(6z) On-Demand Therapeutics: From Externally-Triggerable Drug Delivery Systems to Bioelectronics

Current treatment of pain heavily relies on opioids, with significant side effects such as addiction, clouded sensorium, tolerance and respiratory depression. Conventional local anesthetics may be effective with limited side effects, yet their duration of analgesia after a single injection is often insufficient for many pain states, including acute pain. As a result, pain management is in need of an effective and safe pain relief therapeutic system with limited side effects. My goal in research is to bridge this gap and develop platforms that may provide the opportunity for patients to have a better quality of life.

Externally-triggerable drug delivery systems provide a promising strategy for the treatment of pain. Such systems enable personalize and flexible control on the release of therapeutics, at the desired dosage, timing, and location according to the changing pain states of the patient. During my Ph.D. studies, near infrared light-activated pain relief systems using light-triggerable liposomes loaded with local anesthetics were developed. The incorporation of mechanisms such as photosensitization and photothermal effects made light-triggerable pain relief achievable in vivo at the sciatic nerve. It was shown that by changing the activating parameters of the near infrared light (e.g. the intensity and duration of activation), the dosage of drug release (and thus the degree of nerve block) was adjustable for multiple events within a single injection. Such repeatable and adjustable drug delivery systems demonstrated the promising potential of on-demand pain relief. Furthermore, the activating trigger was not limited to near infrared light. Ultrasound penetrated more effectively through tissue than near infrared light, and was used as the energy source of an ultrasound-triggerable pain relief system that demonstrated strong effectiveness in vivo. In summary, on-demand pain relief systems can be versatile and provides an effective strategy for pain management.
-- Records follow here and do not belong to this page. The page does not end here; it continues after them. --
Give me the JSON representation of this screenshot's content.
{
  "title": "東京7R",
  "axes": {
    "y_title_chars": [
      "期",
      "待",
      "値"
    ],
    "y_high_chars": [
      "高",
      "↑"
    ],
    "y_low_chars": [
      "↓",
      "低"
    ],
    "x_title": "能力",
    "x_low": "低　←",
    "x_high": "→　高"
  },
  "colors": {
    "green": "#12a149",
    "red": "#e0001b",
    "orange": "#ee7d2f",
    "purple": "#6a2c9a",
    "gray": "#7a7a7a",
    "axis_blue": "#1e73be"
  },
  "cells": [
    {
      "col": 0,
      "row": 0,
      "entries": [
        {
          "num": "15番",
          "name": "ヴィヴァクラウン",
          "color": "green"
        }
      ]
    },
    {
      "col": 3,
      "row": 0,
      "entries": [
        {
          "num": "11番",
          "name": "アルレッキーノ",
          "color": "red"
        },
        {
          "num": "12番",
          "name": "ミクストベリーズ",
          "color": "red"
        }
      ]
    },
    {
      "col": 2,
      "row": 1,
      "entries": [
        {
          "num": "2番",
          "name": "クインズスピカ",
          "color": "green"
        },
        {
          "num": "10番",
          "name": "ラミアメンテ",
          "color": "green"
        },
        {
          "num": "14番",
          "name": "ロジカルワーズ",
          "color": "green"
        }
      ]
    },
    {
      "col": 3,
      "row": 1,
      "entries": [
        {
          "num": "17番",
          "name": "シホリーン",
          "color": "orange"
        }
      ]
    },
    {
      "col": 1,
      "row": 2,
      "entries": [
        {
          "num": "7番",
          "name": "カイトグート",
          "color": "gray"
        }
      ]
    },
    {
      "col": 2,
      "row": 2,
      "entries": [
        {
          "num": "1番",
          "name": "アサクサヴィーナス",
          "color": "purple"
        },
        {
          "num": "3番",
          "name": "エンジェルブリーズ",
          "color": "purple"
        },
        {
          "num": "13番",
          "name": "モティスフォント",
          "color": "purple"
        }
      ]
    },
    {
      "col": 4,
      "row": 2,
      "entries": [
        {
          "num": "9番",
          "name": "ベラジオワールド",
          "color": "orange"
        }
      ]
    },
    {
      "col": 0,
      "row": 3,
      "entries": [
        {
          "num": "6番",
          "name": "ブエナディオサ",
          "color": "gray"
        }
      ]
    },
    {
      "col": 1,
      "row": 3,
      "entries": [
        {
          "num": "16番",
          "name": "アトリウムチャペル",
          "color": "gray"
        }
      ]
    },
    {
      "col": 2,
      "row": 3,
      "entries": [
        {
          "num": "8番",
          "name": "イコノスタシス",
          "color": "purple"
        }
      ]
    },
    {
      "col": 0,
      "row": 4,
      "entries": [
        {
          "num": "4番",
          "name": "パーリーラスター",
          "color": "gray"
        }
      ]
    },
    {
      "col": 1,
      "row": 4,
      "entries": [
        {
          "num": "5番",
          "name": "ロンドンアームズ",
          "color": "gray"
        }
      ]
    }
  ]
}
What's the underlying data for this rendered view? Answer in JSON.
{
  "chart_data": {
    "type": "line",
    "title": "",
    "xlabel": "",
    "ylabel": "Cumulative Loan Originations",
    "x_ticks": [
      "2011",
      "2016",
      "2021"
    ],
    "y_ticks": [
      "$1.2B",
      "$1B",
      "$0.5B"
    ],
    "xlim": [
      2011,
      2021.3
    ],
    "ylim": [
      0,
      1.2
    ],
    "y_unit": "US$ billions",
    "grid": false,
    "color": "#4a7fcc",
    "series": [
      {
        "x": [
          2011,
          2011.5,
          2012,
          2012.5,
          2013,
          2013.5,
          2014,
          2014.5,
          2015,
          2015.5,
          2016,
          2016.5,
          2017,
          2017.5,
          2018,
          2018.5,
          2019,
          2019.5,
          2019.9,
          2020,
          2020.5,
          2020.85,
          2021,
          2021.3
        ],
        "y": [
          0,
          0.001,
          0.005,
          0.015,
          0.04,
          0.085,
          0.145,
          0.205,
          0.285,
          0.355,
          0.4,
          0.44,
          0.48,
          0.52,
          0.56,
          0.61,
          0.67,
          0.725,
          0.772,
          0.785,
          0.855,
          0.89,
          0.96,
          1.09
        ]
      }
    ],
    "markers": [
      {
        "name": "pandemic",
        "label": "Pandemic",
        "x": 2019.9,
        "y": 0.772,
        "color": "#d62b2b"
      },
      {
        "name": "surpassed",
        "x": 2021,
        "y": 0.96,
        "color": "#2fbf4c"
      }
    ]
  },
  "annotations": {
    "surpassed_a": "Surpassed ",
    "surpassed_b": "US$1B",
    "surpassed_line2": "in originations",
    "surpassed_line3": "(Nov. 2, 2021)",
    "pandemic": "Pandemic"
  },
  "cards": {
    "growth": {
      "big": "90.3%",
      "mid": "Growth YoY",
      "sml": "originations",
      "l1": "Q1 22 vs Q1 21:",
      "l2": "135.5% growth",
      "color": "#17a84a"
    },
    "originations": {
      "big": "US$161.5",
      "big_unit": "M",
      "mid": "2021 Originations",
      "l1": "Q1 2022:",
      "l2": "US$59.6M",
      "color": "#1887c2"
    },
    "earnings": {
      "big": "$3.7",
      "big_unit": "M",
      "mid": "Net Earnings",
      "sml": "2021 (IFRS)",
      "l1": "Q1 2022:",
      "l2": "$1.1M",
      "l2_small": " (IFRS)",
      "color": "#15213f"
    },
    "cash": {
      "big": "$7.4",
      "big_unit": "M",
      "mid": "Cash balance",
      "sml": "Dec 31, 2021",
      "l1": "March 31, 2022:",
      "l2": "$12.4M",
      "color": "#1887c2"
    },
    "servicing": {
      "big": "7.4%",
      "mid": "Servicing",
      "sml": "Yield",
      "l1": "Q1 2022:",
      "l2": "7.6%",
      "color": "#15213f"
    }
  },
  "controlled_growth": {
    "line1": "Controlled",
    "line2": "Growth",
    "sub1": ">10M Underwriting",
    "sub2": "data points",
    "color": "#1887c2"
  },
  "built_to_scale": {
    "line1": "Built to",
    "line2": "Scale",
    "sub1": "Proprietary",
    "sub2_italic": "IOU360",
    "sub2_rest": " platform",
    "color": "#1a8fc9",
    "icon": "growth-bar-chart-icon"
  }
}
Pain management may benefit not only from an effective therapeutic system, but also from a powerful diagnostic system to better determine the degree of pain for clinical evaluation. Bioelectronics that can monitor pain responses, such as changes in heart rate, respiration rate, temperature and blood pressure, may provide a quantitative measurement of pain. In my postdoctoral research, I am developing bioelectronic systems for the monitoring of critical tissue properties, such as brain oxygenation and hydration. I am also performing clinical measurements of vital signs on neonatal patients. My training in translational research and bioelectronics development equips me with the toolsets to contribute to pain management.

I have a strong interest in the development of novel diagnostic and drug delivery systems for pain treatment. To merge such interest with my current training in translational research, I aim to invent and develop systems that benefit those who suffer from pain.

Fellowships

TL1 Postdoctoral Training Award, National Institutes of Health (NIH), 2017-2019

Chyn Duog Shiah Memorial Fellowship, MIT Office of the Dean for Graduate Education, 2014-2015

Selected Publications

1. Enhanced triggering of local anesthetic particles by photosensitization and photothermal effect using a common wavelength

Rwei A, Wang BY, Ji T, Zhan C, Kohane DS, Nano Letters 2017; 17 (11): 7138–7145

2. Ultrasound-triggered local anaesthesia

Rwei A, Paris JL, Wang B, Wang W, Axon CD, Vallet-Regí M, Langer R, Kohane DS,

Nature Biomedical Engineering 2017; 1, 644–653

3. Multiply repeatable and adjustable on-demand phototriggered local anesthesia

Rwei A, Zhan C, Wang B, Kohane DS, Journal of Controlled Release 2017; 251: 68-74

4. Repeatable and adjustable on-demand sciatic nerve block with phototriggerable liposomes

Rwei A, Lee JJ, Zhan C, Liu Q, Ok M, Shankarappa SA, Langer R, Kohane DS, PNAS 2015; 112 (51): 15719-15724

5. Photoresponsive nanoparticles for drug delivery

Rwei A, Wang W, Kohane DS, Nano Today 2015; 10(4): 451–467.

Teaching Interests:

Education and mentorship have been important aspects of my career. During my engineering training, my mentors have led me to the world of science, engineering and research, equipping me with enthusiasm and passing on their profound knowledge. I am grateful to my mentors, and I aim to pass down this experience to my students. During my TA experience in graduate school, I have found that patience, enthusiasm, and empathy are some of the most important aspects in teaching. As a mentor, seeing the students understanding a new concept, solving a new problem, and demonstrating confidence and enthusiasm in the subject, is the most rewarding experience. I received the “John Wulff Award for Excellence in Teaching an Undergraduate Subject” award from the MIT Department of Material Science when I graduated from MIT, as well as the historically highest TA evaluation score from the students’ end-of-semester evaluations of the subject. My goal and interest in mentorship is to equip our students with enthusiasm in engineering and science, and guide them to understand the importance of the subject and knowledge they are trained upon. My hope is that together, we can make this world a better place through the advancement of engineering and science.